SecurityBrief Australia - Technology news for CISOs & cybersecurity decision-makers
Story image
ProcessUnity and CyberGRX merge expertise in security
Mon, 17th Jul 2023

ProcessUnity and CyberGRX have joined forces to create the most complete Third-Party Risk Management platform.

The Third-Party Risk Management (TPRM) experts aim to create the industry’s most powerful software and data platform to accelerate customers’ ability to identify, assess, analyse and ultimately reduce risk within their ecosystem. 

The combined company, which will continue to offer both products to new and existing customers, will merge the TPRM workflow platform with the global cyber risk exchange to centralise and standardise vendor risk management and directly respond to third-party and cybersecurity risks. 

Sean Cronin, CEO, ProcessUnity, says: “The combination between ProcessUnity and CyberGRX is an opportunity to revolutionise Third-Party Risk Management.” 

“We are in a unique position to transform how organisations assess their service providers while becoming the world’s largest database for vendor assessments and cyber risk data.”

“In the short term, our customers gain program workflow, validated vendor assessment data and artificial intelligence in a single solution, safeguarding their critical assets while significantly reducing program costs.” 

“Over time, our unparalleled expertise and forward-thinking innovators will introduce next-generation technology that will seismically shift how we manage cybersecurity and third-party risk.” 

“We’re thrilled to combine two customer-first teams and two market-recognized platforms to amplify our value to the ecosystem,” says Cronin. 
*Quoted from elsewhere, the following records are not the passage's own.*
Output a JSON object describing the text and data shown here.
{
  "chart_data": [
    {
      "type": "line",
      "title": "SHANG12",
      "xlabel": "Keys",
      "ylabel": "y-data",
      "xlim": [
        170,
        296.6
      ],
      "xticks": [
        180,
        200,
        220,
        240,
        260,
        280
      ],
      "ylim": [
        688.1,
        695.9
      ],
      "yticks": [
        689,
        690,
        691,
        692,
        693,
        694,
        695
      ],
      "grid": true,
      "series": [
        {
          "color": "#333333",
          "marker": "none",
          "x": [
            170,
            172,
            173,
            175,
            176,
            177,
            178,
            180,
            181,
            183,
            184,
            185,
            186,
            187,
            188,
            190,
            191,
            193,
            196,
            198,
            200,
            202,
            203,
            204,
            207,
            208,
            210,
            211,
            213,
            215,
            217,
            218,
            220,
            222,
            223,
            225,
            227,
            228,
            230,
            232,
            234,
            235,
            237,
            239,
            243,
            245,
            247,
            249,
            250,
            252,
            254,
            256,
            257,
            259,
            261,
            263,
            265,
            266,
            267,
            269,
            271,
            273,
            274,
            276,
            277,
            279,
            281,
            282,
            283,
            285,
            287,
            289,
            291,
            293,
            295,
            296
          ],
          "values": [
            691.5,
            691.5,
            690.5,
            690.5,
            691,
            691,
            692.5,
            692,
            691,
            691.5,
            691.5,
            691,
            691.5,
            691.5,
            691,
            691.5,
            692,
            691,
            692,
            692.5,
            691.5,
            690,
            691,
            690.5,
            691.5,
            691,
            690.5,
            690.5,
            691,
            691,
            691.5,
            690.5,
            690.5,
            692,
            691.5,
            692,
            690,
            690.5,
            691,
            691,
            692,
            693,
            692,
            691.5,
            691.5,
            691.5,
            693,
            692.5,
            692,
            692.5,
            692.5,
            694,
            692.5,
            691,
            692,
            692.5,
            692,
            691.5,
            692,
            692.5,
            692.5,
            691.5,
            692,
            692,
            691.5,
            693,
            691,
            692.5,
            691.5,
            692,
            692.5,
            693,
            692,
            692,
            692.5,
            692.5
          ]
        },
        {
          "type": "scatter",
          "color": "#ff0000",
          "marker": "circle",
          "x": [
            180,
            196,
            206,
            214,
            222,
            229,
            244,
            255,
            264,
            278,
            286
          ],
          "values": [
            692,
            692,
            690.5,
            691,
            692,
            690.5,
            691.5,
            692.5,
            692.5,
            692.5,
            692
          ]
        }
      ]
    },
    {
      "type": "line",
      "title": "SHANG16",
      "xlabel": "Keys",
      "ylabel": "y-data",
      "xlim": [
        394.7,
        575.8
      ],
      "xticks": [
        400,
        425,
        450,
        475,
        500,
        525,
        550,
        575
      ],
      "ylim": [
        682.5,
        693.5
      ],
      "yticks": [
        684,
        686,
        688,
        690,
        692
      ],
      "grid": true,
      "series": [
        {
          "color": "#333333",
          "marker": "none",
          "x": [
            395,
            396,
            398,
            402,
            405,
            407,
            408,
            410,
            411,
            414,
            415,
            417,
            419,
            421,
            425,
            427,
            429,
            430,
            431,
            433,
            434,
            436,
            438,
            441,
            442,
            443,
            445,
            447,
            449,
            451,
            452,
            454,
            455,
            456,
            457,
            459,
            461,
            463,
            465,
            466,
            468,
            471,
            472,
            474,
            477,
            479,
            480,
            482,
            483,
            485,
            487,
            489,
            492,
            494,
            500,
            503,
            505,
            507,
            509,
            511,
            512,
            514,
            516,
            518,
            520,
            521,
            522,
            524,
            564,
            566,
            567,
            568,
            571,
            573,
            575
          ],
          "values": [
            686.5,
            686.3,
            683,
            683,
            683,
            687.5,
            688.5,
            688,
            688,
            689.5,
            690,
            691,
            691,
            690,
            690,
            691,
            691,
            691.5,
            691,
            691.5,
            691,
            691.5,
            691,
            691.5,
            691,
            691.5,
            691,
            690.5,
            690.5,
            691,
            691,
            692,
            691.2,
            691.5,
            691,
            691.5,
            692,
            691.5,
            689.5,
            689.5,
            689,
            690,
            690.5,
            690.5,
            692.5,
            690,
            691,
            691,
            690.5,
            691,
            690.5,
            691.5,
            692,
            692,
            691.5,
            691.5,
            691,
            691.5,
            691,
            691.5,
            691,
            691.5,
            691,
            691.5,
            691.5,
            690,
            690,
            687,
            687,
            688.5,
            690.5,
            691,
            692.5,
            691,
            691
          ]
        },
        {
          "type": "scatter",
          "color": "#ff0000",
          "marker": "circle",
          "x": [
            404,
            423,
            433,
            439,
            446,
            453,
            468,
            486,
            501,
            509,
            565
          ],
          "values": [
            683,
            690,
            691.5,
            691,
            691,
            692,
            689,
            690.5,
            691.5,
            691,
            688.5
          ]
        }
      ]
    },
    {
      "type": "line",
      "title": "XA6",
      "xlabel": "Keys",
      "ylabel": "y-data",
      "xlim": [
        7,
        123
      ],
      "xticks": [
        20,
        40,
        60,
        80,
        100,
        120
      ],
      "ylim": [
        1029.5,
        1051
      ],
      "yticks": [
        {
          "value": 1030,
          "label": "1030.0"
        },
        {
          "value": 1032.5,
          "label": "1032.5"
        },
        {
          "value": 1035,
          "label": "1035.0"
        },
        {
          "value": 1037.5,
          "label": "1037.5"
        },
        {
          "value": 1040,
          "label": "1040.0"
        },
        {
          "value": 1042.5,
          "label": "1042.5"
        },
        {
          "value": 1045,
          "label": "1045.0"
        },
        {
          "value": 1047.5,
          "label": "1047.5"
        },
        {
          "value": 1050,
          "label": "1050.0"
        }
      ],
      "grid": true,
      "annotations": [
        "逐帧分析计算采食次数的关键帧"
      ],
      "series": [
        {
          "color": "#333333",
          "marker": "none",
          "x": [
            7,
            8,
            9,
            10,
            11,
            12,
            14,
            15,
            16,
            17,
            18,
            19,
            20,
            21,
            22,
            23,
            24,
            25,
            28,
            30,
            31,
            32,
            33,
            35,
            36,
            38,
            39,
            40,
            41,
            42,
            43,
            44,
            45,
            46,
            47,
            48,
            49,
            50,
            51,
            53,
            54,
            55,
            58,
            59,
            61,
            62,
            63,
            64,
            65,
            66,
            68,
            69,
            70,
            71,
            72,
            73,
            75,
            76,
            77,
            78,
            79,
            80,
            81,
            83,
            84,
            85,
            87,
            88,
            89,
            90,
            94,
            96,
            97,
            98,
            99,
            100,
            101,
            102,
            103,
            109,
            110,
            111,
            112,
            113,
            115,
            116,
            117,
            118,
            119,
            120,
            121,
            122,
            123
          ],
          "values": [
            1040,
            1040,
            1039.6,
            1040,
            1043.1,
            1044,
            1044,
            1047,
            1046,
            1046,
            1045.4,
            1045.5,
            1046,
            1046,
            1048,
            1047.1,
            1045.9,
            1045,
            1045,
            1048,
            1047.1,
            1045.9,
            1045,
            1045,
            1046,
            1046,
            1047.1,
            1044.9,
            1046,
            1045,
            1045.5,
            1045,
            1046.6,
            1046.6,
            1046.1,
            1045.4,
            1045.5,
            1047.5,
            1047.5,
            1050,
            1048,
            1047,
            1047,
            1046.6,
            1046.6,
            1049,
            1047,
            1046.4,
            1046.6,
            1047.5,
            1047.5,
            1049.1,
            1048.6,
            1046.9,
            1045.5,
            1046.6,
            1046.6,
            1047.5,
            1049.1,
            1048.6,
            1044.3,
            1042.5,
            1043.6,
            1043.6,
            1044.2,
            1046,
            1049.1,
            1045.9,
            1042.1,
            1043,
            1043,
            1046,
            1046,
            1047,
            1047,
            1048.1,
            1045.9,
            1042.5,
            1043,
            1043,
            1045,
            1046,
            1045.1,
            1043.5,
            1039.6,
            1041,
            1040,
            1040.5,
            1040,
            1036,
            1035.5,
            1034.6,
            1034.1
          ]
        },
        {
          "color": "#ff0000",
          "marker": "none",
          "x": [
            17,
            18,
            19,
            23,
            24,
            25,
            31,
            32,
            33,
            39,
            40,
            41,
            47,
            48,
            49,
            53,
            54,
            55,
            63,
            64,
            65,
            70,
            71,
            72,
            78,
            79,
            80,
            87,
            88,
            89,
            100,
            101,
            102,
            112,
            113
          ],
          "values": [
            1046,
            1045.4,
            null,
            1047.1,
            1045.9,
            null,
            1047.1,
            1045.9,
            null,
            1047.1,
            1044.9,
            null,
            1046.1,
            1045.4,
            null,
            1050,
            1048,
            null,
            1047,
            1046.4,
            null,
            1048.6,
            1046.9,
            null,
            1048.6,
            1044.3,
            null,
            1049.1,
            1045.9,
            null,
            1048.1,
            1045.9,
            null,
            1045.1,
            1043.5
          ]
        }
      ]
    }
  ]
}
The combination offers global enterprises a vision for Third-Party Risk Management, where three key stakeholders: procurement teams, cybersecurity teams and external third-party service providers, work in concert to reduce both internal cyber risk and external third-party risk. 

The aim is to eliminate friction and obstacles to business adoption of products and services while ensuring organisations maximise protection. 

The joint ProcessUnity-CyberGRX platform will be the only integrated, end-to-end solution for third-party and cyber-risk assessments. 

ProcessUnity and CyberGRX deliver complementary capabilities that, when combined, can offer immediate and measurable value to both customers and vendors.

Customers will benefit from ProcessUnity’s assessment engine, vendor monitoring tools, and CyberGRX’s standardised exchange containing more than 14,000 attested and validated assessments and cyber risk data on more than 250,000 companies.

Customers can onboard vendors faster via more efficient pre-contract due diligence, complete periodic post-contract due diligence on-demand, assess vendors that don’t respond to assessment requests, reduce cycle times, and minimise risk from external sources.

The companies’ artificial intelligence, machine learning and natural language processing abilities work alongside third-party risk teams to provide vendor insights and significant time and cost savings. 

Fred Kneip, CEO, CyberGRX, says: “Since inception, CyberGRX has advocated for and improved upon methodologies to reduce risk and enable security and risk professionals to collaborate on the cybersecurity and risk management challenges experienced at the highest levels of the enterprise.”

“Joining forces with ProcessUnity will push this endeavour farther and faster, allowing these professionals to more effectively demonstrate the value of their own risk management program, while also offering a new level of collaboration between companies and their trusted vendors to reduce risk on a global scale.”

Under the terms of the transaction, ProcessUnity and its investors acquired CyberGRX, whose existing shareholders participated in the deal and will retain a minority stake.